How is an ultrasound guided breast biopsy performed?
The first part of the procedure will seem much like your original breast ultrasound. Your breast will be scanned and the technologist and radiologist will mark your skin over the abnormality. The radiologist will clean your breast with antiseptic. Next, the radiologist will numb the part of the breast to be biopsied by injecting a local anesthetic. This is done with a tiny needle, and you may feel a stinging at this point. After the local anesthetic has taken effect, the radiologist will place the needle using the image as a guide and take several samples.
How should I prepare for an ultrasound guided breast biopsy?
If you are on a prescription blood thinning medication such as Coumadin or have a medical condition that requires you to take aspirin, please consult your physician prior to scheduling this exam.
What should I expect after the ultrasound guided breast biopsy?
A bandage and ice are applied to the biopsy site after the procedure. The area may bruise and feel a little sore; over the counter medication such as acetaminophen (Tylenol) or ibuprofen (Advil) should relieve any discomfort. We recommend you avoid exercise or any strenuous activity for 24 hours after the procedure. The team performing the biopsy will give you instructions for aftercare.
How do I get the results of the ultrasound guided breast biopsy?

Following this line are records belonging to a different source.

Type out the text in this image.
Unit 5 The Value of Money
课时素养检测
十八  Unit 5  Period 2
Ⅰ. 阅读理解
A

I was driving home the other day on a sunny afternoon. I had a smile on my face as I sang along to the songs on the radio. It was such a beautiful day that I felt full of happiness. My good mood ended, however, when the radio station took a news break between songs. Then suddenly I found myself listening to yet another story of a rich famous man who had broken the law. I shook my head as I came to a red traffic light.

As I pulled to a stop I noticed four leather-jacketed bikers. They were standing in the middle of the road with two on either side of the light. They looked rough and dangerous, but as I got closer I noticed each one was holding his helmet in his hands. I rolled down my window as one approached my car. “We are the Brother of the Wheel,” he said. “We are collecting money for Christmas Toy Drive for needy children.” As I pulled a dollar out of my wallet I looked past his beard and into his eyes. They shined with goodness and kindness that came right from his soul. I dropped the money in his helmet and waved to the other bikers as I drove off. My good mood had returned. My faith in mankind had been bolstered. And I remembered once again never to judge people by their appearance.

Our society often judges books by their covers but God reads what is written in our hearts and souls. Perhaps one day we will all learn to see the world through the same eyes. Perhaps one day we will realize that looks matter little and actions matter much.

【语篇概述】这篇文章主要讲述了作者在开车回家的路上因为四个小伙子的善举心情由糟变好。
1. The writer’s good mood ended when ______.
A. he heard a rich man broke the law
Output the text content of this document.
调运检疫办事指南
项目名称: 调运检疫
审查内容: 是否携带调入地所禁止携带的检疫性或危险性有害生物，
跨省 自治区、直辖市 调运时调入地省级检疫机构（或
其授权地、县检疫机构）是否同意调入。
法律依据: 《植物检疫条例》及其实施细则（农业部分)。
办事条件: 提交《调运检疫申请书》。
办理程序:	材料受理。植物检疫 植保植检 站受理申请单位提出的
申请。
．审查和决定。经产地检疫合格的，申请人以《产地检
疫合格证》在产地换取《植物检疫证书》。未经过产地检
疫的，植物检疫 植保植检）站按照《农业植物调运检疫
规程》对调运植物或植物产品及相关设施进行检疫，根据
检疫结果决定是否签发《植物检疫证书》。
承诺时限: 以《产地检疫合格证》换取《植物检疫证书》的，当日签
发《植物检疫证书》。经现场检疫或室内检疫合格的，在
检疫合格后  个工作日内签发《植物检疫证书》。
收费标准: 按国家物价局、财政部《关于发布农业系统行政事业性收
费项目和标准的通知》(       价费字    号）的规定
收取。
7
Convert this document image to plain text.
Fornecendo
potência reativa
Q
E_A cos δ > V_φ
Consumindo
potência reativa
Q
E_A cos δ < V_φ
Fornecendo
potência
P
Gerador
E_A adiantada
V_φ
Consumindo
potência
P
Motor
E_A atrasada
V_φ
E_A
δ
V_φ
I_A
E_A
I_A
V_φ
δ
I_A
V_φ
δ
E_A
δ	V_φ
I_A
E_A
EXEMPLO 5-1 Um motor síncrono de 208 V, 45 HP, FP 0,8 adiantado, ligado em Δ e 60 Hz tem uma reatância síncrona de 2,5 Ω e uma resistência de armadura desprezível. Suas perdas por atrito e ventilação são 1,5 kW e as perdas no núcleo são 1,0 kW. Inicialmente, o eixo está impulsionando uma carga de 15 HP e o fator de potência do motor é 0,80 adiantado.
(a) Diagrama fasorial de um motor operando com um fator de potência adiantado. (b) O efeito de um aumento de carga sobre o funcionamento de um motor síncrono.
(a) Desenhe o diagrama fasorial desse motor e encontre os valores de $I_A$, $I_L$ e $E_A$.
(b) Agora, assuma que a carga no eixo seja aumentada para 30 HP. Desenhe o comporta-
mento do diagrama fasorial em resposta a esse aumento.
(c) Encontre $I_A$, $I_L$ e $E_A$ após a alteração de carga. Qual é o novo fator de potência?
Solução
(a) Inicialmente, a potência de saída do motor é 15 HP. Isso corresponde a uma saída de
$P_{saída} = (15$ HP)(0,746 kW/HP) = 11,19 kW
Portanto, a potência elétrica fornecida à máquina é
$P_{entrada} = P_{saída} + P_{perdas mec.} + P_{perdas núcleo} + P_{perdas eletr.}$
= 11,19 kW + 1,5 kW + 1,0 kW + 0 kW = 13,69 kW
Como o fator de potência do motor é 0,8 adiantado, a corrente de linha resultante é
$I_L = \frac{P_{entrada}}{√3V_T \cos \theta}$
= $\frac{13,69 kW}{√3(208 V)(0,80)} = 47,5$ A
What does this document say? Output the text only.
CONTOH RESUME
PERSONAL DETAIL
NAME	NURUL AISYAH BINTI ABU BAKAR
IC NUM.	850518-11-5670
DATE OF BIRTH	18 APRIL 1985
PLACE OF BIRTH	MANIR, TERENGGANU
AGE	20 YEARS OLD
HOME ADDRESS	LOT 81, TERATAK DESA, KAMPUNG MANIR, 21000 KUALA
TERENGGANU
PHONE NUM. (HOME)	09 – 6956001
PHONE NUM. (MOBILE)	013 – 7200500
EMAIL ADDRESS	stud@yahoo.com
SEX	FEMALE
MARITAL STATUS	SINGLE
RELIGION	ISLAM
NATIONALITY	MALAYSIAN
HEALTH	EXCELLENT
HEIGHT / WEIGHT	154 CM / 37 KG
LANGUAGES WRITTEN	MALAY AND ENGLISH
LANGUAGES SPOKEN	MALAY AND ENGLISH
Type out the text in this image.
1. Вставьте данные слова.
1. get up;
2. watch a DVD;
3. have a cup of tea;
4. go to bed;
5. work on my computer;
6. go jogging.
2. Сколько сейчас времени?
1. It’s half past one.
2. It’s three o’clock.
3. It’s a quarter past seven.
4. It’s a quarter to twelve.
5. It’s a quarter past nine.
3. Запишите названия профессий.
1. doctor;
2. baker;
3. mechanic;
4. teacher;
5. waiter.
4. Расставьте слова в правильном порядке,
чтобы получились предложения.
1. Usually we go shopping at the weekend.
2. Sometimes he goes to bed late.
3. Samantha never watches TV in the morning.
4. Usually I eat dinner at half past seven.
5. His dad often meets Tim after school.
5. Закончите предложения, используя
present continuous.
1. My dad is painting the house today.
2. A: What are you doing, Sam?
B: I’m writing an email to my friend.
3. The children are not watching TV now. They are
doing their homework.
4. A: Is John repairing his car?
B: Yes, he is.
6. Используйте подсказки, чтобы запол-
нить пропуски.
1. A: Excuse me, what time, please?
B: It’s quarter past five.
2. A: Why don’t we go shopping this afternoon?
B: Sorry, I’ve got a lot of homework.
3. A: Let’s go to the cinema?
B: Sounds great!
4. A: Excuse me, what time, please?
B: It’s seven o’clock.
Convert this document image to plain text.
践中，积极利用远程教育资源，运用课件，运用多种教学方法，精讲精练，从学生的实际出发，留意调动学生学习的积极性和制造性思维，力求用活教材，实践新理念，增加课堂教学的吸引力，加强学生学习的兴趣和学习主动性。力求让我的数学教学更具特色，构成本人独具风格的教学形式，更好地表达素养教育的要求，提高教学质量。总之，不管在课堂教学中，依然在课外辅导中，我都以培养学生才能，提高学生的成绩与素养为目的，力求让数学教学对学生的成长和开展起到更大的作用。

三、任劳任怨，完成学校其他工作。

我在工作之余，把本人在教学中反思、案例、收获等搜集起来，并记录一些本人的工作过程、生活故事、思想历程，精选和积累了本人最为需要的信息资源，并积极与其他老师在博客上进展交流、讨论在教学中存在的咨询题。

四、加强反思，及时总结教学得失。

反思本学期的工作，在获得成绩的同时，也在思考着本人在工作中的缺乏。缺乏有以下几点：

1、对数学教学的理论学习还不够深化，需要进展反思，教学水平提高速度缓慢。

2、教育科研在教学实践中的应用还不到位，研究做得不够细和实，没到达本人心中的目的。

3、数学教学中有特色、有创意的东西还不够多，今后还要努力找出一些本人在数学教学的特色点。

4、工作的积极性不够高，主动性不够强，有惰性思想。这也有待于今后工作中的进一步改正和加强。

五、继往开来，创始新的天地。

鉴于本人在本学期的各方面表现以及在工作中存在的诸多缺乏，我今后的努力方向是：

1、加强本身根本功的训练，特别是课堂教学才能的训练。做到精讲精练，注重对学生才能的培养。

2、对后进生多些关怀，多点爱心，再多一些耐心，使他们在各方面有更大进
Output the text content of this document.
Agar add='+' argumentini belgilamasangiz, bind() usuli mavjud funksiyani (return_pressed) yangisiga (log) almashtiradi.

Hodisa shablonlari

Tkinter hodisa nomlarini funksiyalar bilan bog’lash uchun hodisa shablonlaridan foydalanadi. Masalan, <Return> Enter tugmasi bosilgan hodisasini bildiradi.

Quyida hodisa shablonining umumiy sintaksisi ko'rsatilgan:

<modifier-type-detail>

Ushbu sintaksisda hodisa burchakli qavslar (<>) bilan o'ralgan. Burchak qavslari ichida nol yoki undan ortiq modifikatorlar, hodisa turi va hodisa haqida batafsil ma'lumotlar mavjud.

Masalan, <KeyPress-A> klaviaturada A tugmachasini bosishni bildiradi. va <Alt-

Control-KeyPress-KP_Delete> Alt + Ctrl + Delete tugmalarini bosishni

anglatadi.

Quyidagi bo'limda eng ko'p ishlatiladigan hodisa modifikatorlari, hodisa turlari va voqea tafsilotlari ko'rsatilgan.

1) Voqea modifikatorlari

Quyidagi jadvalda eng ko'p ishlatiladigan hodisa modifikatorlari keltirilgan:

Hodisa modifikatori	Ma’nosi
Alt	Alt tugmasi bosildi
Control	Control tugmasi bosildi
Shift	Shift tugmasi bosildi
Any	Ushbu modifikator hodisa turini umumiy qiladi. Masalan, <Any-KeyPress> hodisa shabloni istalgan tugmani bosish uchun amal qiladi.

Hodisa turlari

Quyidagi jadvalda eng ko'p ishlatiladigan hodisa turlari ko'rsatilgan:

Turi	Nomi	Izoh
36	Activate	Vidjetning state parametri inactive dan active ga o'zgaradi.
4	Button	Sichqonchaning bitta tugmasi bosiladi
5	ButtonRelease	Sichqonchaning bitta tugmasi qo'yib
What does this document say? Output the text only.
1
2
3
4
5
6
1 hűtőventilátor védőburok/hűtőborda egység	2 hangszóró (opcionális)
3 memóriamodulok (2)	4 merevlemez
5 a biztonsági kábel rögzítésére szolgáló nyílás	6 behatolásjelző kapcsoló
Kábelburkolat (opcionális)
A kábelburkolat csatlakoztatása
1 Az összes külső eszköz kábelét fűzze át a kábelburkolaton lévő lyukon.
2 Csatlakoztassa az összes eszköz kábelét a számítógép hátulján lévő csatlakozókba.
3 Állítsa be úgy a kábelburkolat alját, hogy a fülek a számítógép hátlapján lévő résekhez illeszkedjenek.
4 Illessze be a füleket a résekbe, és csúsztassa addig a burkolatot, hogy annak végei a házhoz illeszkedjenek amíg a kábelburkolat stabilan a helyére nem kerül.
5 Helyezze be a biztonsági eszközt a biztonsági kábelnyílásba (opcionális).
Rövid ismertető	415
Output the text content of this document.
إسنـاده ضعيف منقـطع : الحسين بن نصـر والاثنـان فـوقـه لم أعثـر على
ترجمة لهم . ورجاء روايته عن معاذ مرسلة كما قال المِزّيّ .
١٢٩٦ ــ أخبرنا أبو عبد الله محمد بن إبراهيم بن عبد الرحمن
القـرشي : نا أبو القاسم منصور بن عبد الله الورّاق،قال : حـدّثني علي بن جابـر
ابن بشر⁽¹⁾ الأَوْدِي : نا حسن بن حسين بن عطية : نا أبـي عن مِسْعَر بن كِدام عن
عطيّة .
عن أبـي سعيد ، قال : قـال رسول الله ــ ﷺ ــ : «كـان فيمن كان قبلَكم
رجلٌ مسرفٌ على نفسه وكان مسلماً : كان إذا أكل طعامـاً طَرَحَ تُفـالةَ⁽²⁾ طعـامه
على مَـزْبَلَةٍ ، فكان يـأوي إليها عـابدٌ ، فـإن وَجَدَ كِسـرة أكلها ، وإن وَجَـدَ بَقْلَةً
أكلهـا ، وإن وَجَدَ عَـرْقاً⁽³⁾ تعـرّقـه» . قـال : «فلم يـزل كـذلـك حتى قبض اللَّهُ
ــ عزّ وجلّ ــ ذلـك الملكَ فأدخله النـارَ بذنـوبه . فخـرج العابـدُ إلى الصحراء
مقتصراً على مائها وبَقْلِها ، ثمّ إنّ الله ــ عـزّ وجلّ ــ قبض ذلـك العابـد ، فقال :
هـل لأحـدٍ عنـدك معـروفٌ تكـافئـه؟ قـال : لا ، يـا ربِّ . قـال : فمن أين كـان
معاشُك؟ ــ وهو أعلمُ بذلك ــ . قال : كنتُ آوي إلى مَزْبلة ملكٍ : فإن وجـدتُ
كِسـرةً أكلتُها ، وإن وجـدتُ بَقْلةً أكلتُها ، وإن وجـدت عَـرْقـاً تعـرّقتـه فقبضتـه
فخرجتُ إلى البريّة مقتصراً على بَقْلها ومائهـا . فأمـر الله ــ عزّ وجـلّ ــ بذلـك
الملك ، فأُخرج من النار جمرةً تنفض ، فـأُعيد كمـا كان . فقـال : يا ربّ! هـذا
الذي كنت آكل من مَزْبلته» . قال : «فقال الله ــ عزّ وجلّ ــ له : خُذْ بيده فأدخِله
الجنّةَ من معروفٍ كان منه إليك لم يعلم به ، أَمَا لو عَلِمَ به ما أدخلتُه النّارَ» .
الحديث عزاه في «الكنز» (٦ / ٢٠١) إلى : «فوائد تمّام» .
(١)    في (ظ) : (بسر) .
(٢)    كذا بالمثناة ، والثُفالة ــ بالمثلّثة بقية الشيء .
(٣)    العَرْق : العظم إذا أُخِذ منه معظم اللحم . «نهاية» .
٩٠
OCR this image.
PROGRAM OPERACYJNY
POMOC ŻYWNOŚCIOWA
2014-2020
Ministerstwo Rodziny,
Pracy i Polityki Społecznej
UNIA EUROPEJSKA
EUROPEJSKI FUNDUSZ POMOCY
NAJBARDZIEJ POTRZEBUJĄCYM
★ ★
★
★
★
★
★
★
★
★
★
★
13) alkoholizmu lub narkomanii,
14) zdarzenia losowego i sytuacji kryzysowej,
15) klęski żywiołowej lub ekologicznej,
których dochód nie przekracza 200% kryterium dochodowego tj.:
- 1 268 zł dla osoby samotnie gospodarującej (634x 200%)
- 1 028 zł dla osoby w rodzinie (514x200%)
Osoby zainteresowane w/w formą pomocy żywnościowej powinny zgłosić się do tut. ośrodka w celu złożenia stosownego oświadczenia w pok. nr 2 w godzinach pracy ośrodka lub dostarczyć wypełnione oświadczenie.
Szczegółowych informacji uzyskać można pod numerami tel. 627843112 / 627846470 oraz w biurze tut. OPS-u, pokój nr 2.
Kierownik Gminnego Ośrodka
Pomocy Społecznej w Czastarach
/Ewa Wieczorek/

The tissue samples will be sent to a pathologist after the biopsy. The pathologist will examine the tissue under a microscope and send a report to your doctor within a few days. We will work with your doctor to make sure you receive your results as soon as possible. Results will also be available on MyLifespan.
What is a breast MRI?
Magnetic resonance imaging (MRI) is a non-invasive diagnostic procedure that uses a combination of large magnets and radio frequencies, instead of x-rays to produce detailed images of the breast. MRI may be done with or without an IV injection of contrast (dye) depending upon the indication for the test. MRI does not replace mammography, but may be used if additional information is considered necessary by your doctor.
What is the difference between a breast MRI and a mammography?
A breast MRI involves no radiation (x-rays). A mammography uses x-rays to examine the inside tissue of the breast.
Who qualifies for a breast MRI?
Breast MRI is indicated as a supplement to mammography screening in women at high risk for breast cancer. If you think you may be at high risk for breast cancer, speak to your provider or our nurse practitioner, as they can determine if an MRI may be indicated. Breast MRI is sometimes also used in women with recently diagnosed breast cancer as an aid to the surgeon in planning treatment.
What can a breast MRI show me?
Breast MRI with contrast injection is excellent at detecting breast cancer and can find cancers in some women that may not be detected by other methods. Breast MRI without contrast is used for evaluating silicone implants to see if they are intact or ruptured.
Are there disadvantages to a breast MRI?
Although breast MRI has a very high percentage rate of detecting breast cancer, it may also detect other breast processes that are not cancerous. This may require a follow-up exam or biopsy for further evaluation. Breast MRI also cannot detect some early types of cancer, which is why it cannot replace a mammogram. There are some patients who cannot have an MRI due to implanted devices such as a pacemaker.
Please leave any personal belongings (jewelry, glasses, etc.) at home when having an outpatient exam performed at any of our facilities to avoid misplacement.